Dopo il Rana Plaza, però, il troppo brusio mediatico ha fatto sì che le multinazionali cedessero alla sottoscrizione Bangladesh Fire and Building Safety Agreement, accordo stilato già da qualche tempo, ma fino a quel momento completamente ignorato. Secondo Dana Thomas, che ha visitato alcune fabbriche bangladesi nel 2018, la situazione è sicuramente migliorata – lo stipendio, ad esempio, è raddoppiato – ma finché sussisteranno gli interessi governativi le garanzie saranno sempre minime.
Ciò che resta è sicuramente il terrore di aver indossato o di avere nel guardaroba un capo prodotto al Rana Plaza, intriso del sudore di qualcuno forse neanche più su questa terra sofferente e vessata.
Sin qui i reati commessi dal sistema moda si sono accatastati come un mucchio di stracci sporchi: inquinamento, mancata osservanza della sicurezza sul lavoro, furto di salari, schiavismo.
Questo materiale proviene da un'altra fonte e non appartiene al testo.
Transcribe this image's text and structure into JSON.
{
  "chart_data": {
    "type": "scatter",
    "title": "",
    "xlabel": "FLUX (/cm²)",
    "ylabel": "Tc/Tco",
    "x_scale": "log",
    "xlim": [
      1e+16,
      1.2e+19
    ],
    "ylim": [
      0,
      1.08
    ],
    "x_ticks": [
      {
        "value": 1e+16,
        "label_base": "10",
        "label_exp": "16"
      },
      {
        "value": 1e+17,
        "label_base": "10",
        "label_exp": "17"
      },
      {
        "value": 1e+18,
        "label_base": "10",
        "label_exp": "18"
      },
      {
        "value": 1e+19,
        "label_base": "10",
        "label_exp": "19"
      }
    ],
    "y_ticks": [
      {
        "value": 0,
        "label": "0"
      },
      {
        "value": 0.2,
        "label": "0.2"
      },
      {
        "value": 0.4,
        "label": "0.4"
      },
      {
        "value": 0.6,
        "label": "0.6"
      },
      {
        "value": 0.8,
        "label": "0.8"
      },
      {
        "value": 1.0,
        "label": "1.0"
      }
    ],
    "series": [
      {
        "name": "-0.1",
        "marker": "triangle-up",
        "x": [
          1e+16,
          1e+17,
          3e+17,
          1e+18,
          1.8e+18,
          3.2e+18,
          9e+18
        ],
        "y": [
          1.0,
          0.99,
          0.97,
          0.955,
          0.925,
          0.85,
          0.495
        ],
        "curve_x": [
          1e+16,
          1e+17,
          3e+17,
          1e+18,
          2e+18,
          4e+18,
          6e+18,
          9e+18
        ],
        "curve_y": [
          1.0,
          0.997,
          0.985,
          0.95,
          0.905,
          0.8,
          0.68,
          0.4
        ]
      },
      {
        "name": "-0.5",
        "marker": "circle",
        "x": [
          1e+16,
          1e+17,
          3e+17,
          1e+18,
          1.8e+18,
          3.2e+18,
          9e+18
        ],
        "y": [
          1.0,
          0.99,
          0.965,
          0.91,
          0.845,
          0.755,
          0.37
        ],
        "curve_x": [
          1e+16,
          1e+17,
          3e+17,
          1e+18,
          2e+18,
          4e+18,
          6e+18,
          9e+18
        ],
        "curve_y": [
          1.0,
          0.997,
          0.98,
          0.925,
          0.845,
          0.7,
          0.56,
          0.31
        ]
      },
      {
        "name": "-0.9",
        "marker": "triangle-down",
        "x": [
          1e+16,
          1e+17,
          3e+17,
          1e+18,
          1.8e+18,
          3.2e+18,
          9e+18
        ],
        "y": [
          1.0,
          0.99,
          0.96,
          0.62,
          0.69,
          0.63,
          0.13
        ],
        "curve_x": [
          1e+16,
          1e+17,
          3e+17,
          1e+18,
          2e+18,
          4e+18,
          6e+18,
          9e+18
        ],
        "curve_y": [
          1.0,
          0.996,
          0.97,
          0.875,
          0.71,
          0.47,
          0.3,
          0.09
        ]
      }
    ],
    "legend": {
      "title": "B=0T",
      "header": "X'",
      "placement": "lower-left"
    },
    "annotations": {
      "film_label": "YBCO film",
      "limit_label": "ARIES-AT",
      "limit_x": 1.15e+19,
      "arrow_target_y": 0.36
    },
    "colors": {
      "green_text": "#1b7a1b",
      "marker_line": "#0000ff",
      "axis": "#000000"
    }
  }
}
Lo stesso Karl Marx, come ricorda Thomas, ha affermato che “senza schiavitù non ci sarebbe cotone, senza cotone non ci sarebbe l'industria moderna” e, aggiungo io, senza industria non ci sarebbe il Manifesto del Partito Comunista visto che Friedrich Engels era figlio di un ricco imprenditore tessile e giunse alle sue teorizzazioni proprio dopo aver visto con i suoi occhi le pessime condizioni lavorative degli operai di Manchester.
Siamo testimoni di una storia che si ripete da due secoli, il cui epilogo sembra coincidere anche con quello del nostro pianeta. Se non cambieremo abitudini di consumo, a consumarsi saranno le nostre possibilità di sopravvivenza e quelle non si producono in serie.